Court Tosses Copyright Case Against Home Depot

     CHICAGO (CN) – Home Depot did not violate the copyright of a product-classification system when it built its own database after buying a perpetual license to another company’s system, the 7th Circuit ruled.



     In 2004, Home Depot contracted with Edgenet to create a “taxonomy” that classified the more than 250,000 products in its inventory. The two companies set up a database that sorted products into categories and described each product’s specific attributes.
     Edgenet retained intellectual property rights to the taxonomy, which it licensed to Home Depot at no cost provided that Edgenet remained Home Depot’s data-pool vendor. The contract also gave Home Depot the option to buy a perpetual license for $100,000.

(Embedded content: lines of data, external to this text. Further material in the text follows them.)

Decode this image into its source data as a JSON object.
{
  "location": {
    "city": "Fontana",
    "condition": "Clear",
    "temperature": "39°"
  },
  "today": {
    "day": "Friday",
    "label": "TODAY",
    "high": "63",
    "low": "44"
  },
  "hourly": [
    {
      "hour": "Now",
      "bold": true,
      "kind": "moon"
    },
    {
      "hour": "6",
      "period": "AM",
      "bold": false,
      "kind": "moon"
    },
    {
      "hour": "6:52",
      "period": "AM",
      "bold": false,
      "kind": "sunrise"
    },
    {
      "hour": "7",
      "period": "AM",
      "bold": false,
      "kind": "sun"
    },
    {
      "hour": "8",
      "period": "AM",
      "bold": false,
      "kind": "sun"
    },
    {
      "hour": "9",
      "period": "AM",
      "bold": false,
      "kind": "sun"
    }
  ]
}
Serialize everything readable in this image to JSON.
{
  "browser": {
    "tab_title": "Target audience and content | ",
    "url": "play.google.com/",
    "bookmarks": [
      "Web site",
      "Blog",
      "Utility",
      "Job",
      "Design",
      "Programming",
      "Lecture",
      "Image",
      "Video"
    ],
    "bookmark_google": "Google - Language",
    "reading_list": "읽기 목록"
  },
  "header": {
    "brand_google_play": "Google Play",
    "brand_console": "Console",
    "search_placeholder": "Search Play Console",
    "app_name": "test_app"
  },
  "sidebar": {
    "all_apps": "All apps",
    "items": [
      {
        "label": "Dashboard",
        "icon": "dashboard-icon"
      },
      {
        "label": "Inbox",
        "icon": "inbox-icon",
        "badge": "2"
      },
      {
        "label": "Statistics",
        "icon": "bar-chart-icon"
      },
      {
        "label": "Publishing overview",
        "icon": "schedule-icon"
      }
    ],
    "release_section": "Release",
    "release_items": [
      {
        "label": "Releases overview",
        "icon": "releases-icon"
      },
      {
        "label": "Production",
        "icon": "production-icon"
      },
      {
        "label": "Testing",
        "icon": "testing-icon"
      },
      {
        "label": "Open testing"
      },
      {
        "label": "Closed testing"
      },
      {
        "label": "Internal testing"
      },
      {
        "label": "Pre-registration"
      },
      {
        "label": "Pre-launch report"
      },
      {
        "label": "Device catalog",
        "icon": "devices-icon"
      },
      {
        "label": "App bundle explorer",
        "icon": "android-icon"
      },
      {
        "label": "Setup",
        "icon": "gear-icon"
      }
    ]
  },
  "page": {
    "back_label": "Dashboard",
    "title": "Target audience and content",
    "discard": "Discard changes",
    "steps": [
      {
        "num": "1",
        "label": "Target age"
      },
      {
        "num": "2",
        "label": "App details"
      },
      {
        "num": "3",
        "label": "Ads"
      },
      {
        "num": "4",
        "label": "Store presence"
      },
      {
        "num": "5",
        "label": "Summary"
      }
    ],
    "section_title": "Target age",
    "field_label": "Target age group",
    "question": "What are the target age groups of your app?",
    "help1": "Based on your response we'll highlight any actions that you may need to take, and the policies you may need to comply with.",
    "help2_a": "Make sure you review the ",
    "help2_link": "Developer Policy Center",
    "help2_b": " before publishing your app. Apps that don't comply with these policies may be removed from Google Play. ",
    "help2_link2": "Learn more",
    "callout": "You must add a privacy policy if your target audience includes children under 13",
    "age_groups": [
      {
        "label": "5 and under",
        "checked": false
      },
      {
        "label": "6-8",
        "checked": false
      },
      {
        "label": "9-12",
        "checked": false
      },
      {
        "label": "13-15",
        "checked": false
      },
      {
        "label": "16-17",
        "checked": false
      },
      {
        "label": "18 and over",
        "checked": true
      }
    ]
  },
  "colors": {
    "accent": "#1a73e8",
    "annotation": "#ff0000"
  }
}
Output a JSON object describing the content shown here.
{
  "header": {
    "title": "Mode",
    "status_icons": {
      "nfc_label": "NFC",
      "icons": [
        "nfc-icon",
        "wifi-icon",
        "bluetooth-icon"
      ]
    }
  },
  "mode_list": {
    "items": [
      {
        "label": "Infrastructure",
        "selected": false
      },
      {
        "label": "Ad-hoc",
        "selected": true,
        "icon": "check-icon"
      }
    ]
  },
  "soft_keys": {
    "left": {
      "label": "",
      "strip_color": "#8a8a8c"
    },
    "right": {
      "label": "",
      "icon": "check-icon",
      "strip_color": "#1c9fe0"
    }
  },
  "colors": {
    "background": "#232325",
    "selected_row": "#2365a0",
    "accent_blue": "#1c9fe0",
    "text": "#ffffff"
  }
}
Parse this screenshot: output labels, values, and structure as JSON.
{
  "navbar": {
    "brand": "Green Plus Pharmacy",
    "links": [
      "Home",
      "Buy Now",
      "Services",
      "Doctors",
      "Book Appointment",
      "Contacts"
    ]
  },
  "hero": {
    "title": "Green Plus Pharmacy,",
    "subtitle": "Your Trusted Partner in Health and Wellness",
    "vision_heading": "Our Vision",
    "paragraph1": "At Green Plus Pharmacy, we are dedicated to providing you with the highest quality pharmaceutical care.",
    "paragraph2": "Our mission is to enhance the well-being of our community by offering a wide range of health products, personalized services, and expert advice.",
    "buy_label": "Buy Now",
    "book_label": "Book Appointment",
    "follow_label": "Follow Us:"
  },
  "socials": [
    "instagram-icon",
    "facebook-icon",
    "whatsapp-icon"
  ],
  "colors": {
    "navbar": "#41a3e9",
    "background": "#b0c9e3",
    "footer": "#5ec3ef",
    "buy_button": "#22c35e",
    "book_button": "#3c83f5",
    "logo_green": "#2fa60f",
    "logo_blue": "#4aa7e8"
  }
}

     In 2008, Home Depot began developing an in-house database, prompting Edgenet to register a copyright on the taxonomy called the “Big Hammer Master Collection Taxonomy and Attributes 2008.”
     On Feb. 26, 2009, Home Depot announced its plans to terminate the agreement and sent Edgenet a check for $100,000 to purchase the perpetual license. Edgenet returned the check and filed suit, claiming copyright infringement.
     The suit said Home Depot violated the terms of the agreement by copying the taxonomy before offering payment and by allowing its Canadian subsidiary to terminate its agreement with Edgenet, invalidating the perpetual license option.
     A federal judge rejected this argument, and the 7th Circuit affirmed Friday.
     “Home Depot didn’t do anything wrong by copying the taxonomy before paying $100,000,” Chief Judge Frank Easterbrook wrote for a three-judge panel. “Both the 2004 contract and the 2006 contract give Home Depot permission to employ the taxonomy as long as Edgenet remained its database-service provider.”
     The judges also found that the contract was valid because Edgenet declined to revoke Home Depot’s license when the Canadian subsidiary contracted elsewhere.
     “Termination of the contract lay a few months in the future; it required advance notice, which Home Depot gave,” Easterbrook wrote. “When Home Depot exercised its option, the copyright license for the taxonomy was in force. Thus Home Depot has not been in violation of the copyright laws for even one day.”
     Home Depot is the largest home improvement retailer in the United States and operates more than 2,000 stores worldwide.